Within-subject vs. cross-session vs. cross-subject#

These three terms describe what kind of generalisation you are claiming to measure. They differ in which axis the held-out fold spans:

Within-subject evaluation holds out time within a single participant. Train on the first portion of recording, test on the last portion. Answer: can the model decode this person’s signal later in the same session? This is the easiest setting and the one most clinical BCI demos report.
Cross-session evaluation holds out a different session of the same participant. Train on session 1, test on session 2 (typically collected on a different day, with re-applied electrodes). Answer: does the model survive electrode re-application and day-to-day drift? This is the relevant setting for repeated-use BCIs and for any real-world deployment where calibration is rare.
Cross-subject evaluation holds out different participants. Train on subjects A–T, test on subjects U–Z. Answer: does the model generalise to a person it has never seen? This is the standard for any “subject-invariant” or “foundation-model” claim.

Each setting answers a different scientific question, so neither one is universally correct. The mistake is to report one and implicitly claim another. A paper that splits randomly and then advertises a “general-purpose decoder” is overstating the evaluation; a paper that holds out a session and accurately calls it cross-session is doing honest work even if the number is lower.

Practical guidance#

Always inspect ds.description["subject"] and ds.description["session"] before choosing a splitter.

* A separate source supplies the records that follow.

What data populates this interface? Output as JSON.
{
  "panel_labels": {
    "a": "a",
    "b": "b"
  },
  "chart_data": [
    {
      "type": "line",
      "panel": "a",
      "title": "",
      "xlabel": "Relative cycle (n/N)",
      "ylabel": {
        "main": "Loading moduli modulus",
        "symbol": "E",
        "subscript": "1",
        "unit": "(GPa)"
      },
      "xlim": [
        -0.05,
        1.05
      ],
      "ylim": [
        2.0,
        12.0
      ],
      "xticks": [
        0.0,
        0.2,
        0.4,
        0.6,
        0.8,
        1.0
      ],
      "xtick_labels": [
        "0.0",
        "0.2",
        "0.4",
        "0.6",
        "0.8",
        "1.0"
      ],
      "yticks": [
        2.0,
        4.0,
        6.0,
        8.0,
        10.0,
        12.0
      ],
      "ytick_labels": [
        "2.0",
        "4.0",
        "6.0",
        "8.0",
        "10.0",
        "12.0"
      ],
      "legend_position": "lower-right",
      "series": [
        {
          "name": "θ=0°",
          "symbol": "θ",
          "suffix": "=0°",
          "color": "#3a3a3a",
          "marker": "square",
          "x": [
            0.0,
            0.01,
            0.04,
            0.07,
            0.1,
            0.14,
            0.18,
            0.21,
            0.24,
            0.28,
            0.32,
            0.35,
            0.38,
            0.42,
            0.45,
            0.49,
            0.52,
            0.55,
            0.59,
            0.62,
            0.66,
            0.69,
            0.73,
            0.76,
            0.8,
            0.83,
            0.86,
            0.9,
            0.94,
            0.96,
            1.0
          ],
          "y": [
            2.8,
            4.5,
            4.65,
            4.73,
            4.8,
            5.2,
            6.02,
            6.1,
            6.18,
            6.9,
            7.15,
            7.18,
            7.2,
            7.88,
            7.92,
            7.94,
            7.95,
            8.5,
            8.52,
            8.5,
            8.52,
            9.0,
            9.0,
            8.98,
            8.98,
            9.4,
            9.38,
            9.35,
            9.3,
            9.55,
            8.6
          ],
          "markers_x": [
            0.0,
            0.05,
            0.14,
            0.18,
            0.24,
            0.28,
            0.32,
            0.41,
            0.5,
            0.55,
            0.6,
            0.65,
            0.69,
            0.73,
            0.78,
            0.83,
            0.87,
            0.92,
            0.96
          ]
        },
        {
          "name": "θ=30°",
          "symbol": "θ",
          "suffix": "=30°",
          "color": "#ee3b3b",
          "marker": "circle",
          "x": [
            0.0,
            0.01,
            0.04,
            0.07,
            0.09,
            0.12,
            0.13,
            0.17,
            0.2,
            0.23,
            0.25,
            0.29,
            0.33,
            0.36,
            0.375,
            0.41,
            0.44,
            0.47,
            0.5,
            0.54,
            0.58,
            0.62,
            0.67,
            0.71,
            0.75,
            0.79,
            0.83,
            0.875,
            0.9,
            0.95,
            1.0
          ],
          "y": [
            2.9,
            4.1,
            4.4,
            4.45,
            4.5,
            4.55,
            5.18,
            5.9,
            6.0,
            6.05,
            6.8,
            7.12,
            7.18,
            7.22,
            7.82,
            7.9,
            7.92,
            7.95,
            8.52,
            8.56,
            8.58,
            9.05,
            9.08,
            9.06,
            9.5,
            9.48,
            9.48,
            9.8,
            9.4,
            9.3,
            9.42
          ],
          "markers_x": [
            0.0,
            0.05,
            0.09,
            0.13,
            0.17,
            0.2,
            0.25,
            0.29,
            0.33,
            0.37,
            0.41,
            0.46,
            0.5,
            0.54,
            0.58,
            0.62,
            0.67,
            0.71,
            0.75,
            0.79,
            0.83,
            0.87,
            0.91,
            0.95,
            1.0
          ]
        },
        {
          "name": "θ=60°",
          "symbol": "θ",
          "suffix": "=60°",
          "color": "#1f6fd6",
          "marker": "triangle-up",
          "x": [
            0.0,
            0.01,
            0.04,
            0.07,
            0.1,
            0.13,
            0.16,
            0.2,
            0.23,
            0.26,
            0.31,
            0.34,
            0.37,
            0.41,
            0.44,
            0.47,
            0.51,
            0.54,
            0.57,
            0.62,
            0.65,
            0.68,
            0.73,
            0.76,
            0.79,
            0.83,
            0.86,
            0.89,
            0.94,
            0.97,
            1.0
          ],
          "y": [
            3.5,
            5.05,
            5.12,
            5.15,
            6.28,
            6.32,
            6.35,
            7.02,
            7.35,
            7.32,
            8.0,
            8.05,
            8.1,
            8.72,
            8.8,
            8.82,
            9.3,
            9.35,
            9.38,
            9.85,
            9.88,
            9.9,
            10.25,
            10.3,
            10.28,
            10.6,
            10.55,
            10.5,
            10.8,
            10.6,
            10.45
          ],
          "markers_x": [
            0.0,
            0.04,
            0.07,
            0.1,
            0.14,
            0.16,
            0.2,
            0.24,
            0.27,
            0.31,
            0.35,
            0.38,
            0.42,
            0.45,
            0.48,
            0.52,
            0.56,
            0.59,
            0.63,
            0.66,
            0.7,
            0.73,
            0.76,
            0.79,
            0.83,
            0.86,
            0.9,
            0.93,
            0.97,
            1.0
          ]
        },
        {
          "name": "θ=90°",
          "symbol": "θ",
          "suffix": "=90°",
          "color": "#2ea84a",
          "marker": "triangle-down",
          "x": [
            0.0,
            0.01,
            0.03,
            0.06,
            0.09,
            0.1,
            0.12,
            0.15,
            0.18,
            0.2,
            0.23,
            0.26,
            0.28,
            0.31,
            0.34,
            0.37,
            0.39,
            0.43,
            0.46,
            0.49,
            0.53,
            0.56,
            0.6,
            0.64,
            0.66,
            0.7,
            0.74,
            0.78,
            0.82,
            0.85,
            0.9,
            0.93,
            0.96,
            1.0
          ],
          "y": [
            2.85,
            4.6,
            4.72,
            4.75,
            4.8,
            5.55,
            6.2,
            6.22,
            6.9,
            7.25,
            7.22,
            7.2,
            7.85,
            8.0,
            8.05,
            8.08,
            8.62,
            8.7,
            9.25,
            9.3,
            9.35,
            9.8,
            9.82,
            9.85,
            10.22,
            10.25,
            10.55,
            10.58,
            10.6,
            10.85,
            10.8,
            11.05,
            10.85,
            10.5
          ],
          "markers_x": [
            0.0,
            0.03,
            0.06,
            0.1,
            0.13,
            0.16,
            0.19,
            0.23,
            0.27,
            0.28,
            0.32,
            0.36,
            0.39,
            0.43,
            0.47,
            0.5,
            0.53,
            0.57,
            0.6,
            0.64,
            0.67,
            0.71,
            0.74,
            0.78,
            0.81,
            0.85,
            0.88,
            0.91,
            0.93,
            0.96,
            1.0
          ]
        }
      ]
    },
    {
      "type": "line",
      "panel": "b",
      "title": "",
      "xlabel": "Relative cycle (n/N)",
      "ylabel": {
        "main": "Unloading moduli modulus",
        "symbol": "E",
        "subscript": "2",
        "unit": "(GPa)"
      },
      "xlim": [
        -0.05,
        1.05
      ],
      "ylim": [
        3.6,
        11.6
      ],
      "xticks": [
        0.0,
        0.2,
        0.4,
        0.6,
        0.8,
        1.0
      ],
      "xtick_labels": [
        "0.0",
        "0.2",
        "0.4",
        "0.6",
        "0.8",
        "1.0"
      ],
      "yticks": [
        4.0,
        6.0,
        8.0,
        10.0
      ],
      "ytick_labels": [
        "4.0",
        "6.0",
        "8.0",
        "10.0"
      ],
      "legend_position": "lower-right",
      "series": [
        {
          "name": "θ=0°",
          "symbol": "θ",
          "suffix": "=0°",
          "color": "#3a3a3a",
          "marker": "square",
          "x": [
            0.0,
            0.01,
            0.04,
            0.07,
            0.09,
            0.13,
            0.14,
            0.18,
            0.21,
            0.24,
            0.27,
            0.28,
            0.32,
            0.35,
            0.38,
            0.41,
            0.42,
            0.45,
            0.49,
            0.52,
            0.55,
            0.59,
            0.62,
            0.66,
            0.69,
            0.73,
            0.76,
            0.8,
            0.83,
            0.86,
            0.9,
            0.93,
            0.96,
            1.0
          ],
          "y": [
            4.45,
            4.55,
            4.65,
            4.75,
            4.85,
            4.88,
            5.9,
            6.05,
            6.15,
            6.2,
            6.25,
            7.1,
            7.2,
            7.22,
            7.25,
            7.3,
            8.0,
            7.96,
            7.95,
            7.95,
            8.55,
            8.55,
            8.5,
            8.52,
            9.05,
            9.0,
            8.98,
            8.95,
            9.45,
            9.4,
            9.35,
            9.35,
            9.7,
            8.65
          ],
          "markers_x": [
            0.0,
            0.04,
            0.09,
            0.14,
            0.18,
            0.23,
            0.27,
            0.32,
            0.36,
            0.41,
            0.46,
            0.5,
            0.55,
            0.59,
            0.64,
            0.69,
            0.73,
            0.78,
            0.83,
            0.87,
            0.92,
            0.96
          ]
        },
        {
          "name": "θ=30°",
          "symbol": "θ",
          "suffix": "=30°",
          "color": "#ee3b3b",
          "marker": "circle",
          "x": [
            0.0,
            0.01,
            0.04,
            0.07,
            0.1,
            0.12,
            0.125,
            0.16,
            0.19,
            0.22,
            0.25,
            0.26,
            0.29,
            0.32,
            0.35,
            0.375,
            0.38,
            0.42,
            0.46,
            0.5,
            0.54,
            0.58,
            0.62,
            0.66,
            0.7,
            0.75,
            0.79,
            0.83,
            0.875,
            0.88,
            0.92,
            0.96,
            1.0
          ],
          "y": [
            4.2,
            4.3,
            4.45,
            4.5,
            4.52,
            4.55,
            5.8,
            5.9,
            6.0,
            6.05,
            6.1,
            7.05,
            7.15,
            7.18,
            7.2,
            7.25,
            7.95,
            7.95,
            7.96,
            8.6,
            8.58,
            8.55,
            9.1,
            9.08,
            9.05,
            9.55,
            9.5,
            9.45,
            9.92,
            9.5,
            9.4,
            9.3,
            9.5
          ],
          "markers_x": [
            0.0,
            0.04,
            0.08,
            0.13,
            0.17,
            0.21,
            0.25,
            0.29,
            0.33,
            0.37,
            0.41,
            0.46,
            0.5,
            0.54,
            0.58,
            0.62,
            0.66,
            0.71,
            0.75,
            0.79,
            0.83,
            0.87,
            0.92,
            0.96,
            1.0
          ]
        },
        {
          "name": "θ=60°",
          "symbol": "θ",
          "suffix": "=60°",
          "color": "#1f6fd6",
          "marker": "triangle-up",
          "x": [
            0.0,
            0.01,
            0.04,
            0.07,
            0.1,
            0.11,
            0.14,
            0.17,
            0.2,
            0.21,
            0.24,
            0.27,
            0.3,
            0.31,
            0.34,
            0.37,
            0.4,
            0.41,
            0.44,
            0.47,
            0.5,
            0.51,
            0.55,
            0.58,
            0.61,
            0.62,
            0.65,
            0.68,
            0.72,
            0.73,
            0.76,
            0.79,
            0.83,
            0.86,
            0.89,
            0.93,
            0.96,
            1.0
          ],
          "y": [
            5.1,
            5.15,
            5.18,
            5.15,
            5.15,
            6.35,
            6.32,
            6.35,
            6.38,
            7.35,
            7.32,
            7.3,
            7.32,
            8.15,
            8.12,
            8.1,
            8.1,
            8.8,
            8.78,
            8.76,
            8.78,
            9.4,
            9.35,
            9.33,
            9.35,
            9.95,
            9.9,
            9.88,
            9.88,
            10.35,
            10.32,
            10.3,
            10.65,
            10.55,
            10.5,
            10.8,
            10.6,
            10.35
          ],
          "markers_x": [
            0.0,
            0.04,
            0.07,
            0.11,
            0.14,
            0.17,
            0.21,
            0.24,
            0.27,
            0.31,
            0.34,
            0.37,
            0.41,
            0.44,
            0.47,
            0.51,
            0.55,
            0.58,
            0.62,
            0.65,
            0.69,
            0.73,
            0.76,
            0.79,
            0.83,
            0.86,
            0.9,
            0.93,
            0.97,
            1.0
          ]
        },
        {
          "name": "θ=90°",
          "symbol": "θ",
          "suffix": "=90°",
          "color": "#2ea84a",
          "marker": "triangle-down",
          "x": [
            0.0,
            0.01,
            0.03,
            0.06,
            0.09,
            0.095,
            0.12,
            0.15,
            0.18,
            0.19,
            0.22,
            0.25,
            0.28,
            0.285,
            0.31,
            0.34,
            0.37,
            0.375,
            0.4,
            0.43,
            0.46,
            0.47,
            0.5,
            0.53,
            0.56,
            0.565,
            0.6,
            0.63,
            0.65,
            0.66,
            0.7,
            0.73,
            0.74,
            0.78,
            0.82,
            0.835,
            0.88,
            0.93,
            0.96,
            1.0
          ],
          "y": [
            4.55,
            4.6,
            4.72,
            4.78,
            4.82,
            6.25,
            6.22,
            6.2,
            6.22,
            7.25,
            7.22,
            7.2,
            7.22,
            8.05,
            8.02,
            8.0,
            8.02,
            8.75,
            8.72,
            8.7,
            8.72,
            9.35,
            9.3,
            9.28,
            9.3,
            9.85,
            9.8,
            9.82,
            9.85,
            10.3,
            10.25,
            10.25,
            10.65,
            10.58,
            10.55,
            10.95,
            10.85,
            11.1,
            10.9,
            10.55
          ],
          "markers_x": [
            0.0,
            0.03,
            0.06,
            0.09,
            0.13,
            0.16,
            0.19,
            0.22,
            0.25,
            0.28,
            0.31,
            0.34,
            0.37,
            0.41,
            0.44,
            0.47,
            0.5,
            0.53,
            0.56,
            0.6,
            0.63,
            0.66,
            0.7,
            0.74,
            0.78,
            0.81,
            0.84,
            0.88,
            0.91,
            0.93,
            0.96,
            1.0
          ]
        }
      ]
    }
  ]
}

If any subject appears in more than one fold, the split is leaky by construction.
Treat the split function as part of the experiment, not a utility. Print, log, and version-control the participants in each fold. Tutorials such as How do I split EEG data without subject leakage? include an audit step that verifies disjointness.
Pick a splitter that matches your scientific question — within-subject, cross-session, or cross-subject. If you cannot decide, default to cross-subject; it is the strictest of the three and rarely misleading.
Always include a chance-level baseline and, where possible, a simple feature baseline (see Features vs. deep learning). A neural network that beats random by 3 points but loses to a logistic regression on band power has not learned the task.
Report variance across folds, not just the mean. Subject-level variance dominates EEG; a mean accuracy with no error bars is not a measurement.

What “metric leakage” looks like in practice#

A few diagnostic patterns you should watch for:

Suspiciously high accuracy on hard problems. A decoder for emotional state from 30 seconds of resting EEG that scores 0.92 is almost certainly leaking subject identity.
Accuracy drops on new subjects. A 25-point drop between cross-validated and held-out cohorts is a leakage signal, not an overfitting signal.
Random labels still score above chance. If you shuffle the labels per recording but keep them constant within a recording, a leaky pipeline still scores well above chance because it is fitting recording identity.

When you see one of those, re-read this page and re-check the splitter.